No entanto, o partido teve vida curta, tendo existido somente até 1948, o ano de criação do Estado de Israel. "Com o passar do tempo, os yekkes (como os judeus alemães eram chamados) foram perdendo cada vez mais poder político, tendo se transformado apenas em uma espécie de impulso de pensamento, o que acontece até hoje", conclui Zimmermann.
Alemães e judeus: ligação estreita
As reflexões do historiador costumam ser mais ouvidas na Alemanha do que em Israel. E sua relação com a terra de seus pais é surpreendente. "De preferência tomo o futebol como exemplo. Torço para um time de futebol alemão, sou torcedor do Hamburgo, mas não torço para nenhum time em Israel. Isso embora eu saiba do passado do Hamburgo com um artilheiro nazista muito conhecido", conta o historiador.
Zimmermann lembra, porém, que a Alemanha é o país dos algozes nazistas, mas também o país das muitas vítimas. Seu livro Deutsche gegen Deutsche (Alemães contra alemães) fala das estreitas ligações entre "alemães" e "judeus".
Pratos típicos
"Eu me identifico muito com a cultura alemã. Sei muito mais sobre Hamburgo do que a maioria das pessoas que encontro lá. Como pratos típicos do lugar e gosto da região do rio Elba e do lago Alster.

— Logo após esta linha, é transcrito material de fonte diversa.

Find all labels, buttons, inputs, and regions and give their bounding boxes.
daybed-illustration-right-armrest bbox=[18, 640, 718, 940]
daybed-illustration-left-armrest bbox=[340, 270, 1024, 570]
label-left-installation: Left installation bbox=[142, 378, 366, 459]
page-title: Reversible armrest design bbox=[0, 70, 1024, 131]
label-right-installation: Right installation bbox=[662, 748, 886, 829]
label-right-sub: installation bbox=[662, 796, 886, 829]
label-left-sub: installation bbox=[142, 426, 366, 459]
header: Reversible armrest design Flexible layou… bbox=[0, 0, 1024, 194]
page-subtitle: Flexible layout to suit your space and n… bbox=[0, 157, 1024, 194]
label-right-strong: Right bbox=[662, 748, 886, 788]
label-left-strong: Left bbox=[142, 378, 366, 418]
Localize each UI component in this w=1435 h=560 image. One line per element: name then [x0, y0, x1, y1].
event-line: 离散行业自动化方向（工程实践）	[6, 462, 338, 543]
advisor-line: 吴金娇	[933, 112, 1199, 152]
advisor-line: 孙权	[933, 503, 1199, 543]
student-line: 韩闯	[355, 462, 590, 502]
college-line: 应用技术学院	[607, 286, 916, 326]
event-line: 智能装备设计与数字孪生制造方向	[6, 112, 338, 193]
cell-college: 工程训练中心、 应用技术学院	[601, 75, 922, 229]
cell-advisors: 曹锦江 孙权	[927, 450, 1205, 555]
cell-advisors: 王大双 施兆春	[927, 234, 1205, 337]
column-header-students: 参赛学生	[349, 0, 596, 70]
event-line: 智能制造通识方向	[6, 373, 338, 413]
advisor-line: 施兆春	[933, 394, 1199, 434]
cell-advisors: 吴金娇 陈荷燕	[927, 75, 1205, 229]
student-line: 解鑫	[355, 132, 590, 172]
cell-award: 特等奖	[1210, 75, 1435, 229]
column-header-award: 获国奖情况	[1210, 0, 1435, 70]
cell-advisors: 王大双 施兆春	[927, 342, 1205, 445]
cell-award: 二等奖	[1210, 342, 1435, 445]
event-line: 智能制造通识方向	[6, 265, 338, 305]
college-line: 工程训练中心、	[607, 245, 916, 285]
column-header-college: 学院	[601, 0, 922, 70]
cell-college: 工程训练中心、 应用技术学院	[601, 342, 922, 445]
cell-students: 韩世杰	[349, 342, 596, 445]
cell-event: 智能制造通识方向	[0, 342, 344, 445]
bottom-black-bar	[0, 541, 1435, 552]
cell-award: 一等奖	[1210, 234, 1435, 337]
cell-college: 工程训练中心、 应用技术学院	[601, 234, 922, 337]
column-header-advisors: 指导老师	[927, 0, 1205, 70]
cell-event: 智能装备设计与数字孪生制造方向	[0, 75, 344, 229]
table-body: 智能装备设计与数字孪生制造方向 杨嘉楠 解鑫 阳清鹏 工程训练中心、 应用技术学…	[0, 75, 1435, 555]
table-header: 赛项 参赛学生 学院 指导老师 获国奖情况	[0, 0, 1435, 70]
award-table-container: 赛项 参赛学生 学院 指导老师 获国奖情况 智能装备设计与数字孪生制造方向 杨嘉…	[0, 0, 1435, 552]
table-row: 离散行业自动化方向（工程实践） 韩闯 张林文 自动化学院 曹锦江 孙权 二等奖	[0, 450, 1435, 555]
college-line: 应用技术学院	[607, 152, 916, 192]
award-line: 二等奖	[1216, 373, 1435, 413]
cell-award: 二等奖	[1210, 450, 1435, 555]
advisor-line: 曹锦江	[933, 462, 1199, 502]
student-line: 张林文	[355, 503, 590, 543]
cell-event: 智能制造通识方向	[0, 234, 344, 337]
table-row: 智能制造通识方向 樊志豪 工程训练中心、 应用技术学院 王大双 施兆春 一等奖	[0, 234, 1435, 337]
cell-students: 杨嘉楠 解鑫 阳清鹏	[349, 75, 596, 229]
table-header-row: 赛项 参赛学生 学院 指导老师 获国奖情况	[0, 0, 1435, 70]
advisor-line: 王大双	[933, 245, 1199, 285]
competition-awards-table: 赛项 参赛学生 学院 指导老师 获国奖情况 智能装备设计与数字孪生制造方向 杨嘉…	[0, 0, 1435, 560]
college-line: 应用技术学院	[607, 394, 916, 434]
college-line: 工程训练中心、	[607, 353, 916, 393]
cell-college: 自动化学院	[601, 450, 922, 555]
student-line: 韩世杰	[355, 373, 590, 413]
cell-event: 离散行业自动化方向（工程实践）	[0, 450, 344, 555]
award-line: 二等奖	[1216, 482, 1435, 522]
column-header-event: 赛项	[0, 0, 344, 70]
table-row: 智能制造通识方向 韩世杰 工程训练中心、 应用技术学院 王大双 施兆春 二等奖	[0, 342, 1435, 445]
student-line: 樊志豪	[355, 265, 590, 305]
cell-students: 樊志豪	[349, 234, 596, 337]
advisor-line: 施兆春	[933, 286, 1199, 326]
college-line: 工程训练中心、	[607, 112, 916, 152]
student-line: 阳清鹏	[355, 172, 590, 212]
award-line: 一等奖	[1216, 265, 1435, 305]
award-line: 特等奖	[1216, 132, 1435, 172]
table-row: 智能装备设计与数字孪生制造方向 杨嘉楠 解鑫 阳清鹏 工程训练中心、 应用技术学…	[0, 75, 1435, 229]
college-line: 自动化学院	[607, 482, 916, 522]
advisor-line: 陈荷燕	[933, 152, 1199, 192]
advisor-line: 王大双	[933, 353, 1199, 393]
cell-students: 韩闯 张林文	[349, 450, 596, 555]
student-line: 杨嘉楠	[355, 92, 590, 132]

Mas sinto, de alguma forma, que não faço parte daquilo da mesma forma como faço parte de Israel. E o problema é que, com o passar do tempo, me sinto cada vez mais um estranho em Israel. Não somente porque meu sotaque tem se tornado mais alemão quando falo hebraico, mas porque minhas posições aqui muitas vezes são no mínimo mal entendidas", confessa o professor.
Viver na Alemanha, contudo, não foi uma escolha feita no passado. "Pensei seriamente nisso antes. Quando escrevi meu doutorado em Hamburgo, teria podido continuar trabalhando lá, mas me decidi pelo retorno a Israel, principalmente porque aqui é a terra de minha esposa e meu filho. Hoje posso pensar em passar um tempo maior na Alemanha, por um período que ultrapasse algumas semanas ou meses", finaliza o historiador nas vésperas de uma viagem a Berlim.